Most popular places to live in Boston

Where are the most popular neighborhoods for home buyers in Boston, an iconic American city filled with real estate that’s as diverse as its vibrant history? The five neighborhoods taking top honors are South Boston, Dorchester Center, South End/Back Bay, Dorchester and Roxbury, according to a new ZipRealty study. In these areas, the housing stock varies from classic 18th century colonial homes, 19th century brick row houses, newly constructed loft-style condos, to nearly everything in between!

The chart below gives you an idea of what you might pay to live in Boston’s most popular zip codes:

Zip Code

Neighborhood

Jan. 2014 Median
Home Sales Price

Jan. 2014 YOY Median Sales Price Change

       

1) 02127

South Boston

$639,000

99%

       

2) 02124

Dorchester Center

$288,000

3%

       

3) 02116

South End, Back Bay

$1.135 million

(-24%)

       

4) 02122

Dorchester

$275,000

20%

       

5) 02119

Roxbury

$221,650

6%

Why Boston?
Boston’s world-class universities and school systems, along with its booming medical and biomedical sectors will continue to attract new residents, and are spurring demand for Greater Boston real estate in the region. “People from all over the world are coming to Boston to study, and many of them stay here after they graduate,” says Joseph Pucillo, Vice President of Brokerage Services for ZipRealty.

Beantown also boasts a commuter- and family-friendly environment, further adding to its appeal among house hunters. According to WalkScore.com, the city of Boston is very walkable and its public schools rank well above average on ZipRealty.com. School Score ratings measure the performance of each school district on a scale of 1 to 10 − with 10 being the highest − based on test-score data and student/teacher ratios.

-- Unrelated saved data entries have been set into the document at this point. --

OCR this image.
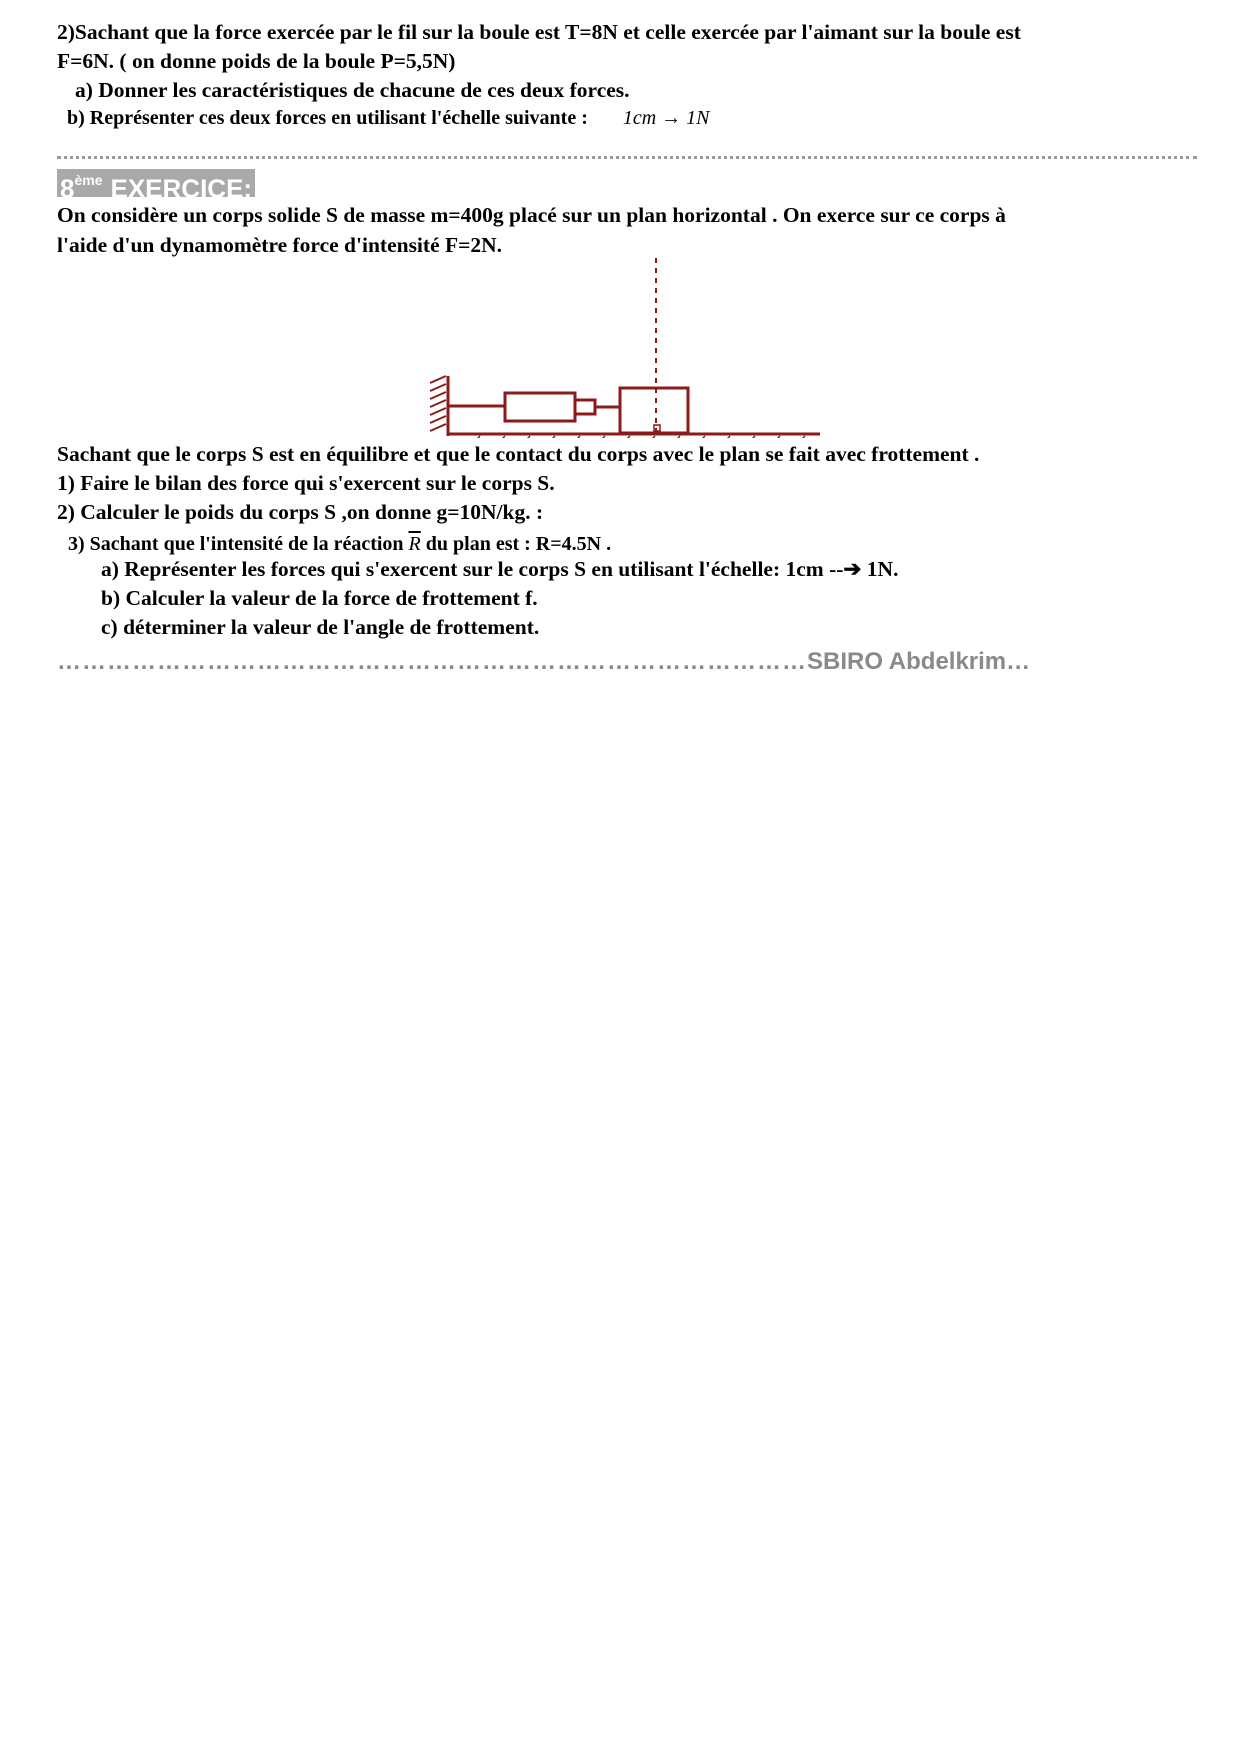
2)Sachant que la force exercée par le fil sur la boule est T=8N et celle exercée par l'aimant sur la boule est
F=6N. ( on donne poids de la boule P=5,5N)
a) Donner les caractéristiques de chacune de ces deux forces.
b) Représenter ces deux forces en utilisant l'échelle suivante : 1cm → 1N
8ème EXERCICE:
On considère un corps solide S de masse m=400g placé sur un plan horizontal . On exerce sur ce corps à
l'aide d'un dynamomètre force d'intensité F=2N.
Sachant que le corps S est en équilibre et que le contact du corps avec le plan se fait avec frottement .
1) Faire le bilan des force qui s'exercent sur le corps S.
2) Calculer le poids du corps S ,on donne g=10N/kg. :
3) Sachant que l'intensité de la réaction $\overline{R}$ du plan est : R=4.5N .
a) Représenter les forces qui s'exercent sur le corps S en utilisant l'échelle: 1cm --➔ 1N.
b) Calculer la valeur de la force de frottement f.
c) déterminer la valeur de l'angle de frottement.
………………………………………………………………………………SBIRO Abdelkrim…
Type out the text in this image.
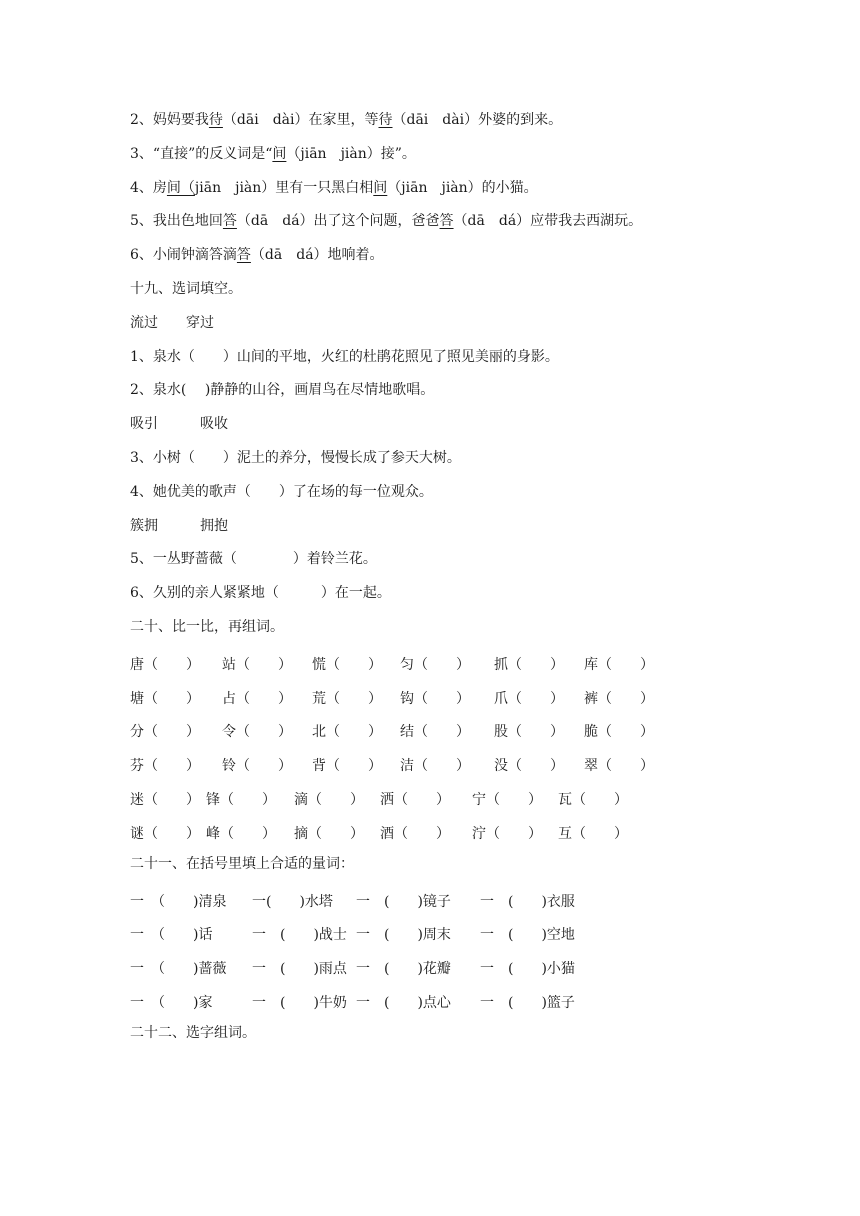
2、妈妈要我待（dāi　dài）在家里，等待（dāi　dài）外婆的到来。
3、“直接”的反义词是“间（jiān　jiàn）接”。
4、房间（jiān　jiàn）里有一只黑白相间（jiān　jiàn）的小猫。
5、我出色地回答（dā　dá）出了这个问题，爸爸答（dā　dá）应带我去西湖玩。
6、小闹钟滴答滴答（dā　dá）地响着。
十九、选词填空。
流过　　穿过
1、泉水（　　）山间的平地，火红的杜鹃花照见了照见美丽的身影。
2、泉水(　 )静静的山谷，画眉鸟在尽情地歌唱。
吸引　　　吸收
3、小树（　　）泥土的养分，慢慢长成了参天大树。
4、她优美的歌声（　　）了在场的每一位观众。
簇拥　　　拥抱
5、一丛野蔷薇（　　　　）着铃兰花。
6、久别的亲人紧紧地（　　　）在一起。
二十、比一比，再组词。
唐（　　） 站（　　） 慌（　　） 匀（　　） 抓（　　） 库（　　）
塘（　　） 占（　　） 荒（　　） 钩（　　） 爪（　　） 裤（　　）
分（　　） 令（　　） 北（　　） 结（　　） 股（　　） 脆（　　）
芬（　　） 铃（　　） 背（　　） 洁（　　） 没（　　） 翠（　　）
迷（　　） 锋（　　） 滴（　　） 洒（　　） 宁（　　） 瓦（　　）
谜（　　） 峰（　　） 摘（　　） 酒（　　） 泞（　　） 互（　　）
二十一、在括号里填上合适的量词：
一　（　　)清泉 一(　　)水塔 一　(　　)镜子 一　(　　)衣服
一　（　　)话	一　(　　)战士 一　(　　)周末 一　(　　)空地
一　（　　)蔷薇 一　(　　)雨点 一　(　　)花瓣 一　(　　)小猫
一　（　　)家	一　(　　)牛奶 一　(　　)点心 一　(　　)篮子
二十二、选字组词。
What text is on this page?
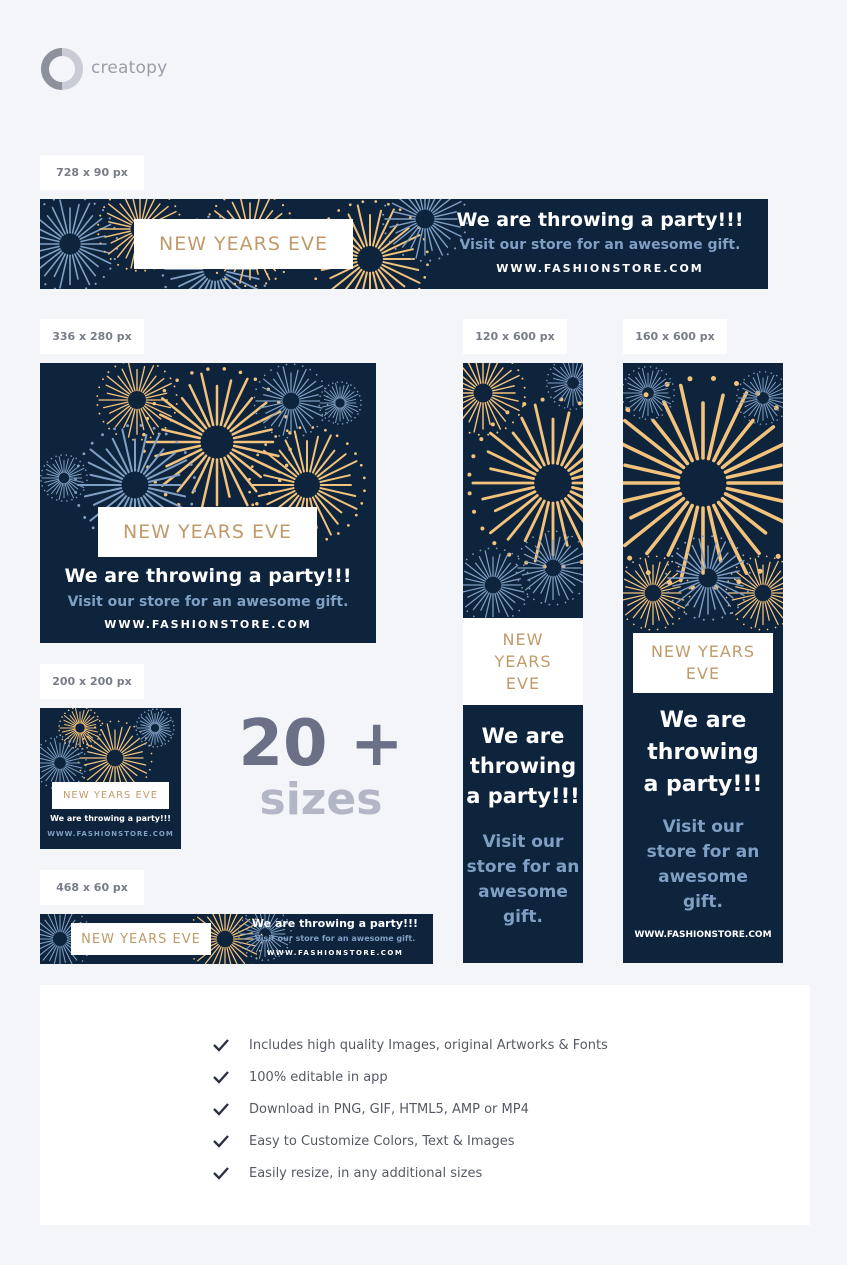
creatopy
728 x 90 px
NEW YEARS EVE
We are throwing a party!!!
Visit our store for an awesome gift.
WWW.FASHIONSTORE.COM
336 x 280 px
NEW YEARS EVE
We are throwing a party!!!
Visit our store for an awesome gift.
WWW.FASHIONSTORE.COM
120 x 600 px
NEW
YEARS
EVE
We are
throwing
a party!!!
Visit our
store for an
awesome
gift.
160 x 600 px
NEW YEARS
EVE
We are
throwing
a party!!!
Visit our
store for an
awesome
gift.
WWW.FASHIONSTORE.COM
200 x 200 px
NEW YEARS EVE
We are throwing a party!!!
WWW.FASHIONSTORE.COM
20 +
sizes
468 x 60 px
NEW YEARS EVE
We are throwing a party!!!
Visit our store for an awesome gift.
WWW.FASHIONSTORE.COM
Includes high quality Images, original Artworks & Fonts
100% editable in app
Download in PNG, GIF, HTML5, AMP or MP4
Easy to Customize Colors, Text & Images
Easily resize, in any additional sizes
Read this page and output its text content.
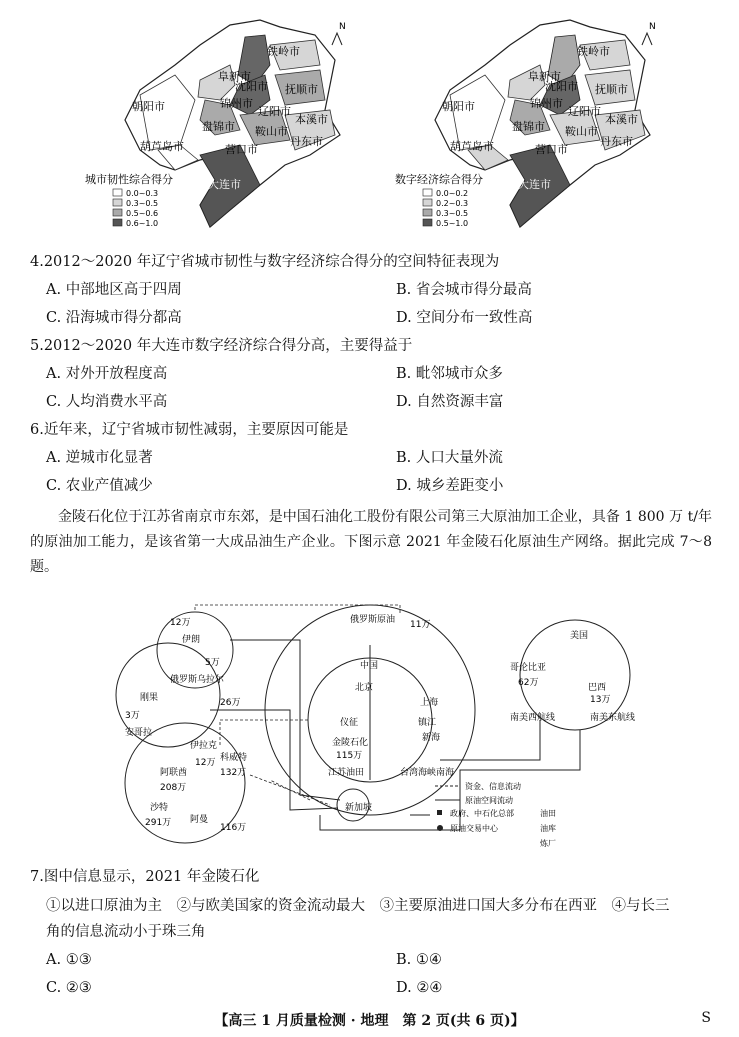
铁岭市
阜新市
沈阳市 抚顺市
朝阳市	锦州市
辽阳市
本溪市
盘锦市 鞍山市
丹东市
葫芦岛市	营口市
大连市
N
城市韧性综合得分
0.0~0.3
0.3~0.5
0.5~0.6
0.6~1.0
铁岭市
阜新市
沈阳市 抚顺市
朝阳市	锦州市
辽阳市
本溪市
盘锦市 鞍山市
丹东市
葫芦岛市	营口市
大连市
N
数字经济综合得分
0.0~0.2
0.2~0.3
0.3~0.5
0.5~1.0
4.2012～2020 年辽宁省城市韧性与数字经济综合得分的空间特征表现为
A. 中部地区高于四周	B. 省会城市得分最高
C. 沿海城市得分都高	D. 空间分布一致性高
5.2012～2020 年大连市数字经济综合得分高，主要得益于
A. 对外开放程度高	B. 毗邻城市众多
C. 人均消费水平高	D. 自然资源丰富
6.近年来，辽宁省城市韧性减弱，主要原因可能是
A. 逆城市化显著	B. 人口大量外流
C. 农业产值减少	D. 城乡差距变小
金陵石化位于江苏省南京市东郊，是中国石油化工股份有限公司第三大原油加工企业，具备 1 800 万 t/年的原油加工能力，是该省第一大成品油生产企业。下图示意 2021 年金陵石化原油生产网络。据此完成 7～8 题。
12万
伊朗
5万
俄罗斯乌拉尔
刚果
3万
安哥拉
伊拉克
12万 科威特
132万
阿联酋
208万
沙特
291万 阿曼
116万
俄罗斯原油 11万
中国
北京
上海
仪征	镇江
金陵石化
115万
新海
江苏油田	台湾海峡南海
新加坡
美国
哥伦比亚
62万	巴西
13万
南美西航线	南美东航线
26万
资金、信息流动
原油空间流动
政府、中石化总部
原油交易中心
油田
油库
炼厂
7.图中信息显示，2021 年金陵石化
①以进口原油为主　②与欧美国家的资金流动最大　③主要原油进口国大多分布在西亚　④与长三
角的信息流动小于珠三角
A. ①③	B. ①④
C. ②③	D. ②④
【高三 1 月质量检测 · 地理　第 2 页(共 6 页)】	S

“Boston’s real estate market was very healthy in 2013, performing well above the rest of the nation,” adds Pucillo. The median home sales price for Boston homes stood at $330,650 in January 2014, a 14% year-over-year increase. That compares to a home sales price of $259,914 in the combined metros tracked by ZipRealty, a 12.5% annual increase.

Home sellers in the Boston area may want to take note as well, considering how much inventory levels have dwindled. Inventory fell 21% annually to 17,104 homes at the end of January, whereas the combined inventory for the 24 metros surveyed by ZipRealty was only down 7% year-over-year during the same time period.